The only remaining inquiries, therefore, are whether the expenses were reasonably foreseeable and legitimate incidental or consequential damages. The expenses incurred by Delchi for shipping, customs, and related matters for the two returned shipments of Rotorex compressors, including storage expenses for the second shipment at Genoa, were clearly foreseeable and recoverable incidental expenses. These are up-front expenses that had to be paid to get the goods to the manufacturing plant for inspection and were thus incurred largely before the nonconformities were detected. To deny reimbursement to Delchi for these incidental damages would effectively cut into the lost profits award. The same is true of unreimbursed tooling expenses and the cost of the useless insulation and tubing materials. These are legitimate consequential damages that in no way duplicate lost profits damages.
The labor expense incurred as a result of the production line shutdown of May 16-19, 1988 is also a reasonably foreseeable result of delivering nonconforming compressors for installation in air conditioners. However, Rotorex argues that the labor costs in question were fixed costs that would have been incurred whether or not there was a breach. The district court labeled the labor costs "fixed costs," but did not explore whether Delchi would have paid these wages regardless of how much it produced.

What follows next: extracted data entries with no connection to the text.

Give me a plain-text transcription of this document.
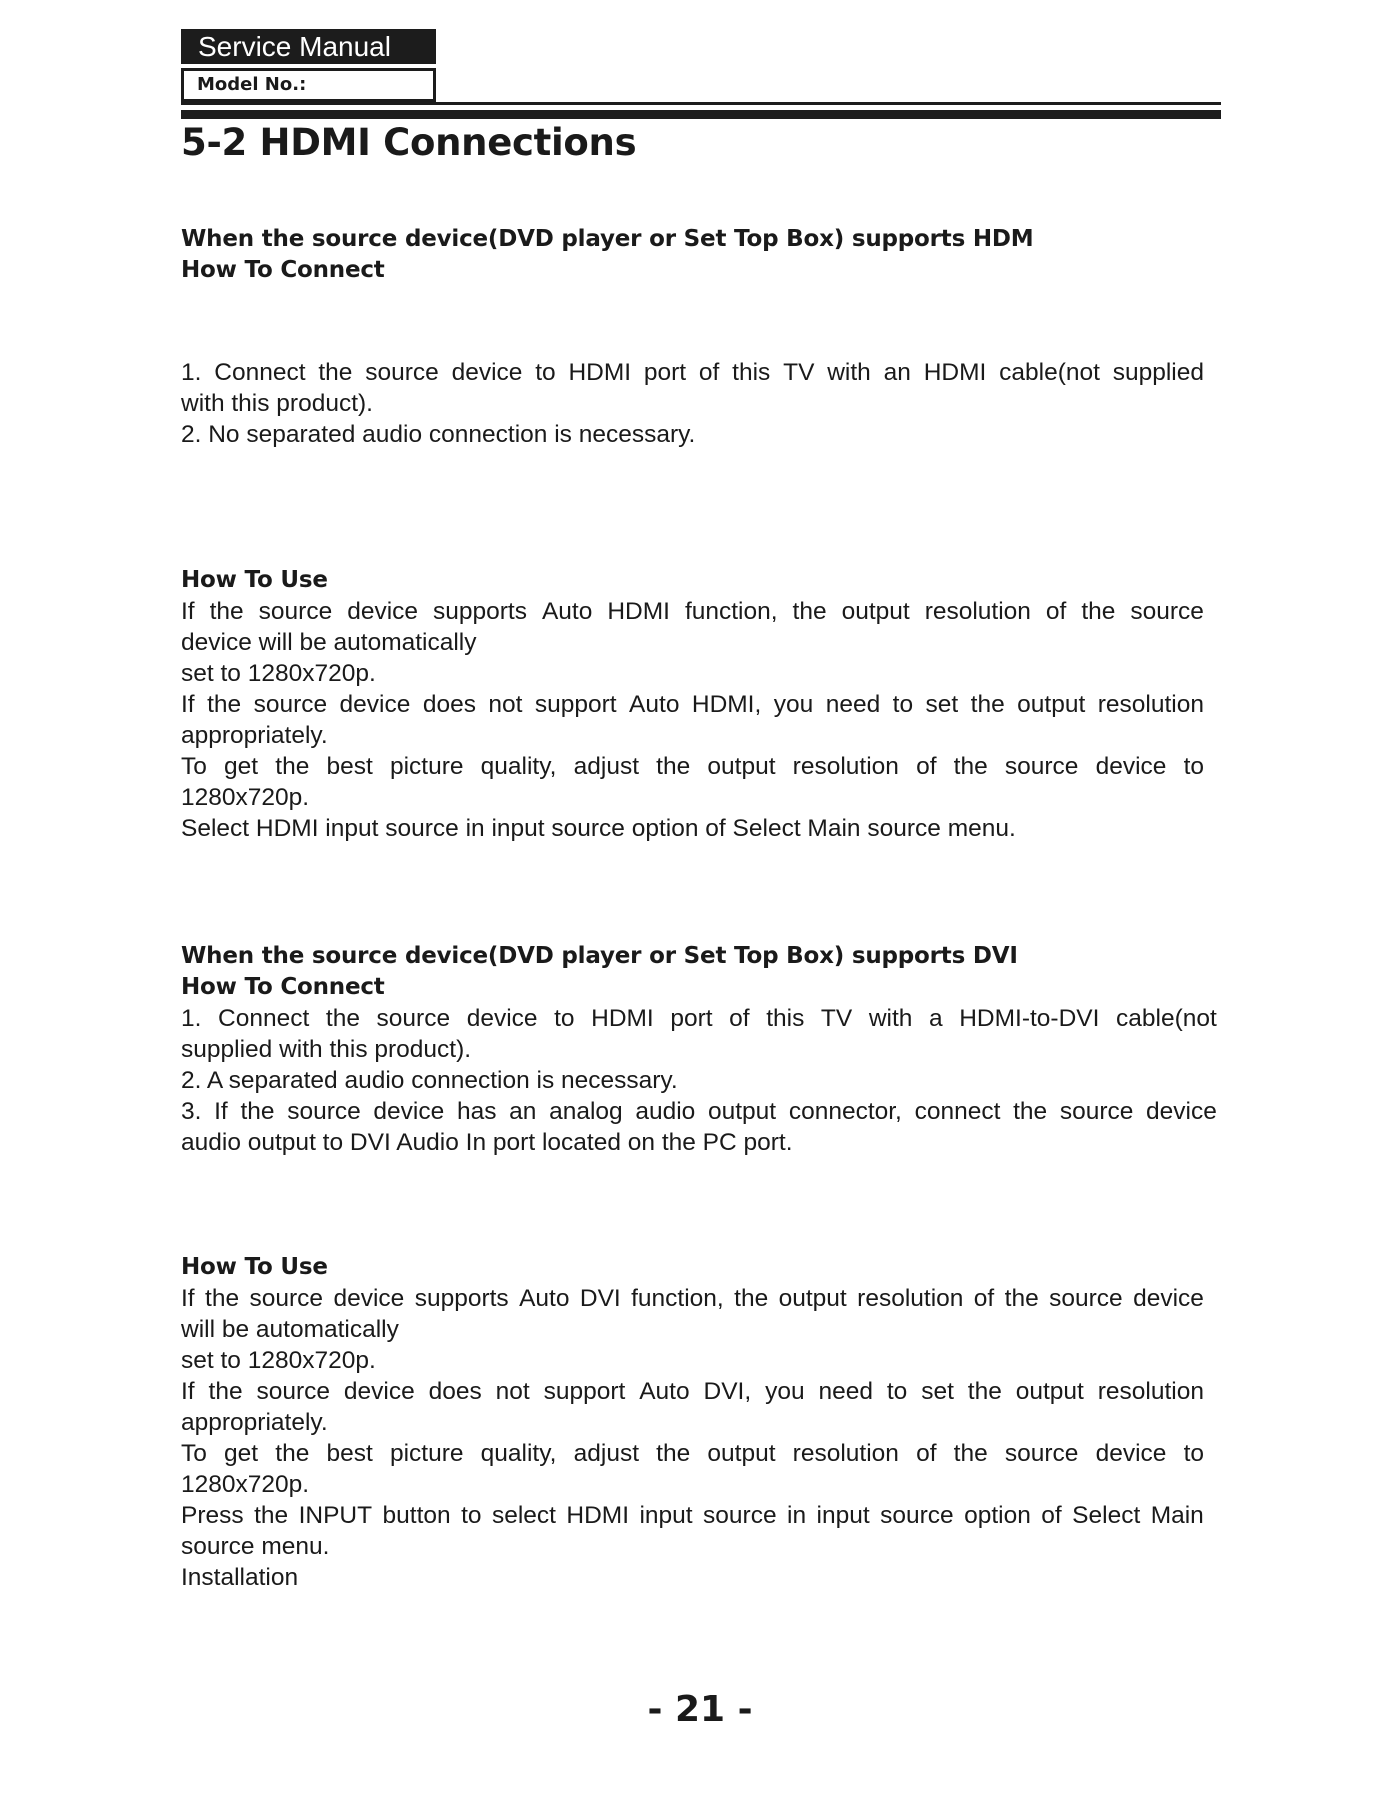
Service Manual
Model No.:
5-2 HDMI Connections

When the source device(DVD player or Set Top Box) supports HDM

How To Connect

1. Connect the source device to HDMI port of this TV with an HDMI cable(not supplied

with this product).

2. No separated audio connection is necessary.

How To Use

If the source device supports Auto HDMI function, the output resolution of the source

device will be automatically

set to 1280x720p.

If the source device does not support Auto HDMI, you need to set the output resolution

appropriately.

To get the best picture quality, adjust the output resolution of the source device to

1280x720p.

Select HDMI input source in input source option of Select Main source menu.

When the source device(DVD player or Set Top Box) supports DVI

How To Connect

1. Connect the source device to HDMI port of this TV with a HDMI-to-DVI cable(not

supplied with this product).

2. A separated audio connection is necessary.

3. If the source device has an analog audio output connector, connect the source device

audio output to DVI Audio In port located on the PC port.

How To Use

If the source device supports Auto DVI function, the output resolution of the source device

will be automatically

set to 1280x720p.

If the source device does not support Auto DVI, you need to set the output resolution

appropriately.

To get the best picture quality, adjust the output resolution of the source device to

1280x720p.

Press the INPUT button to select HDMI input source in input source option of Select Main

source menu.

Installation

- 21 -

Variable costs are generally those costs that "fluctuate with a firm's output," and typically include labor (but not management) costs. Northeastern Tel. Co. v. AT & T, 651 F.2d 76, 86 (2d Cir.1981). Whether Delchi's labor costs during this four-day period are variable or fixed costs is in large measure a fact question that we cannot answer because we lack factual findings by the district court. We therefore remand to the district court on this issue.
The district court also denied an award for the modification of electrical panels for use with substitute Sanyo compressors. It denied damages on the ground that Delchi failed to show that the modifications were not part of the regular cost of production of units with Sanyo compressors and were therefore attributable to Rotorex's breach. This appears to have been a credibility determination that was within the court's authority to make. We therefore affirm on the ground that this finding is not clearly erroneous.
Finally, Delchi cross-appeals from the denial of its claimed 4000 additional lost sales in Italy. The district court held that Delchi did not prove these orders with sufficient certainty. The trial court was in the best position to evaluate the testimony of the Italian sales agents who stated that they would have ordered more Arieles if they had been available. It found the agents' claims to be too speculative, and this conclusion is not clearly erroneous.